Alkylating agent causing DNA crosslinking (None established)

Molecular Classification

Other (not a protein, receptor, enzyme, etc.; refers to small molecules/chemicals with cytotoxic activity)

Other Names

DNA alkylator, DNA crosslinker, Alkylating antineoplastic agent, Bifunctional alkylating agent

Disease Roles

Cancer (primary use in oncology for treatment of various malignancies)Other roles are limited and primarily research-based

Alkylating agent causing DNA crosslinking Overview

Alkylating agents causing DNA crosslinking are a class of chemotherapeutic drugs that exert their cytotoxic effects by transferring alkyl groups onto nucleophilic sites within cellular macromolecules—most importantly the nitrogenous bases in genomic DNA. Bifunctional variants can form covalent bridges either within one strand or between both strands ("crosslinks"), which block essential processes such as replication and transcription. This leads ultimately to cell cycle arrest and apoptosis if repair mechanisms fail. These compounds have been foundational in cancer therapy since their introduction following observations from chemical warfare research during World War II. While highly effective against rapidly dividing cells such as those found in many cancers, they lack specificity for malignant cells over normal proliferative tissues—a limitation reflected in their significant side effect profiles including bone marrow suppression, gastrointestinal injury, infertility risks, and potential induction of secondary cancers through mutagenesis[1][2][3].

Mechanism of Action

Covalent binding to nucleophilic sites on DNA bases—primarily the N7 position on guanine—resulting in the formation of intra-strand and inter-strand crosslinks[1][2][3]. Crosslinks prevent proper separation and replication/transcription of the double helix, leading to replication arrest and cell death if unrepaired. Some also form covalent bonds between DNA and proteins ("DNA-protein crosslinks")[1].

Biological Functions

Induction of cell death (apoptosis)

Inhibition of cell division (cell cycle arrest)

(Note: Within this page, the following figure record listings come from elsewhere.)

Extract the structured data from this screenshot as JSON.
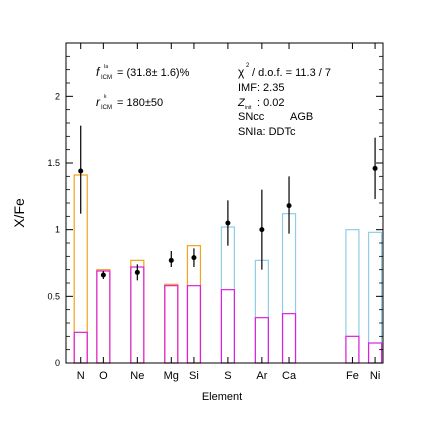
{
  "chart_data": {
    "type": "bar",
    "xlabel": "Element",
    "ylabel": "X/Fe",
    "ylim": [
      0,
      2.4
    ],
    "yticks": [
      0,
      0.5,
      1,
      1.5,
      2
    ],
    "ytick_labels": [
      "0",
      "0.5",
      "1",
      "1.5",
      "2"
    ],
    "categories": [
      "N",
      "O",
      "Ne",
      "Mg",
      "Si",
      "S",
      "Ar",
      "Ca",
      "Fe",
      "Ni"
    ],
    "bars": [
      {
        "element": "N",
        "sncc": 0.23,
        "agb": 1.41,
        "snia": 1.41
      },
      {
        "element": "O",
        "sncc": 0.69,
        "agb": 0.7,
        "snia": 0.7
      },
      {
        "element": "Ne",
        "sncc": 0.72,
        "agb": 0.77,
        "snia": 0.77
      },
      {
        "element": "Mg",
        "sncc": 0.58,
        "agb": 0.59,
        "snia": 0.59
      },
      {
        "element": "Si",
        "sncc": 0.58,
        "agb": 0.88,
        "snia": 0.88
      },
      {
        "element": "S",
        "sncc": 0.55,
        "agb": 0.55,
        "snia": 1.02
      },
      {
        "element": "Ar",
        "sncc": 0.34,
        "agb": 0.34,
        "snia": 0.77
      },
      {
        "element": "Ca",
        "sncc": 0.37,
        "agb": 0.37,
        "snia": 1.12
      },
      {
        "element": "Fe",
        "sncc": 0.2,
        "agb": 0.2,
        "snia": 1.0
      },
      {
        "element": "Ni",
        "sncc": 0.15,
        "agb": 0.15,
        "snia": 0.98
      }
    ],
    "points": [
      {
        "element": "N",
        "value": 1.44,
        "err_low": 0.32,
        "err_high": 0.34
      },
      {
        "element": "O",
        "value": 0.66,
        "err_low": 0.03,
        "err_high": 0.03
      },
      {
        "element": "Ne",
        "value": 0.68,
        "err_low": 0.06,
        "err_high": 0.06
      },
      {
        "element": "Mg",
        "value": 0.77,
        "err_low": 0.05,
        "err_high": 0.07
      },
      {
        "element": "Si",
        "value": 0.79,
        "err_low": 0.07,
        "err_high": 0.07
      },
      {
        "element": "S",
        "value": 1.05,
        "err_low": 0.17,
        "err_high": 0.17
      },
      {
        "element": "Ar",
        "value": 1.0,
        "err_low": 0.3,
        "err_high": 0.3
      },
      {
        "element": "Ca",
        "value": 1.18,
        "err_low": 0.21,
        "err_high": 0.22
      },
      {
        "element": "Ni",
        "value": 1.46,
        "err_low": 0.23,
        "err_high": 0.23
      }
    ],
    "colors": {
      "sncc": "#dd1fdd",
      "agb": "#f2a21c",
      "snia": "#8fcde6"
    },
    "legend": {
      "sncc": "SNcc",
      "agb": "AGB",
      "snia": "SNIa: DDTc"
    },
    "annotations": {
      "fia_label": "f",
      "fia_sup": "Ia",
      "fia_sub": "ICM",
      "fia_value": "= (31.8± 1.6)%",
      "rk_label": "r",
      "rk_sup": "k",
      "rk_sub": "ICM",
      "rk_value": "= 180±50",
      "chi2_label": "χ",
      "chi2_sup": "2",
      "chi2_value": "/ d.o.f. = 11.3 / 7",
      "imf": "IMF: 2.35",
      "zinit_label": "Z",
      "zinit_sub": "init",
      "zinit_value": ": 0.02"
    }
  }
}
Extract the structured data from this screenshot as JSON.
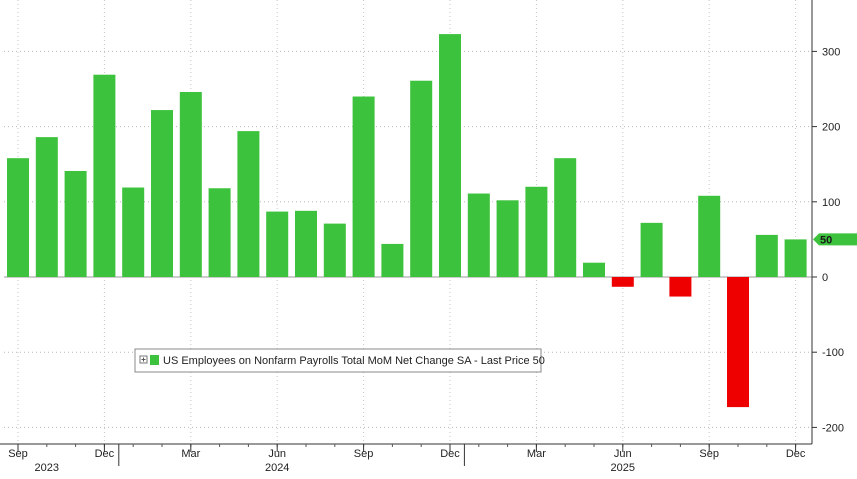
{
  "chart_data": {
    "type": "bar",
    "title": "",
    "xlabel": "",
    "ylabel": "",
    "ylim": [
      -210,
      365
    ],
    "y_ticks": [
      -200,
      -100,
      0,
      100,
      200,
      300
    ],
    "grid": "dotted",
    "y_axis_side": "right",
    "categories": [
      "2023-09",
      "2023-10",
      "2023-11",
      "2023-12",
      "2024-01",
      "2024-02",
      "2024-03",
      "2024-04",
      "2024-05",
      "2024-06",
      "2024-07",
      "2024-08",
      "2024-09",
      "2024-10",
      "2024-11",
      "2024-12",
      "2025-01",
      "2025-02",
      "2025-03",
      "2025-04",
      "2025-05",
      "2025-06",
      "2025-07",
      "2025-08",
      "2025-09",
      "2025-10",
      "2025-11",
      "2025-12"
    ],
    "series": [
      {
        "name": "US Employees on Nonfarm Payrolls Total MoM Net Change SA - Last Price 50",
        "positive_color": "#3cc23c",
        "negative_color": "#ee0000",
        "values": [
          158,
          186,
          141,
          269,
          119,
          222,
          246,
          118,
          194,
          87,
          88,
          71,
          240,
          44,
          261,
          323,
          111,
          102,
          120,
          158,
          19,
          -13,
          72,
          -26,
          108,
          -173,
          56,
          50
        ]
      }
    ],
    "x_tick_labels": [
      {
        "label": "Sep",
        "index": 0
      },
      {
        "label": "Dec",
        "index": 3
      },
      {
        "label": "Mar",
        "index": 6
      },
      {
        "label": "Jun",
        "index": 9
      },
      {
        "label": "Sep",
        "index": 12
      },
      {
        "label": "Dec",
        "index": 15
      },
      {
        "label": "Mar",
        "index": 18
      },
      {
        "label": "Jun",
        "index": 21
      },
      {
        "label": "Sep",
        "index": 24
      },
      {
        "label": "Dec",
        "index": 27
      }
    ],
    "year_labels": [
      {
        "label": "2023",
        "index": 1
      },
      {
        "label": "2024",
        "index": 9
      },
      {
        "label": "2025",
        "index": 21
      }
    ],
    "legend": {
      "position": "bottom-left",
      "text": "US Employees on Nonfarm Payrolls Total MoM Net Change SA - Last Price 50"
    },
    "last_price": {
      "label": "50",
      "value": 50,
      "color": "#3cc23c"
    }
  }
}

Induction of DNA damage response

Disease Associations

Cancer (primary use in oncology for treatment of various malignancies)

Other roles are limited and primarily research-based

Safety Considerations

Myelosuppression/hematopoietic toxicity
Gastrointestinal toxicity (nausea/vomiting/mucositis)
Gonadal toxicity/infertility risk
Secondary malignancies due to mutagenesis/carcinogenesis risk from off-target effects[3]
Each drug has its own specific side effect profile.

Interacting Drugs

Cyclophosphamide

Melphalan

Busulfan

Nitrogen mustards (e.g., mechlorethamine)

Carmustine

Cisplatin and other platinum compounds

Associated Biomarkers

Biomarker
O6-methylguanine-DNA methyltransferase (MGMT) expression can predict resistance/sensitivity to some alkylators.
Metallothionein levels may correlate with resistance to platinum-based agents[3].
These are context-dependent rather than universal.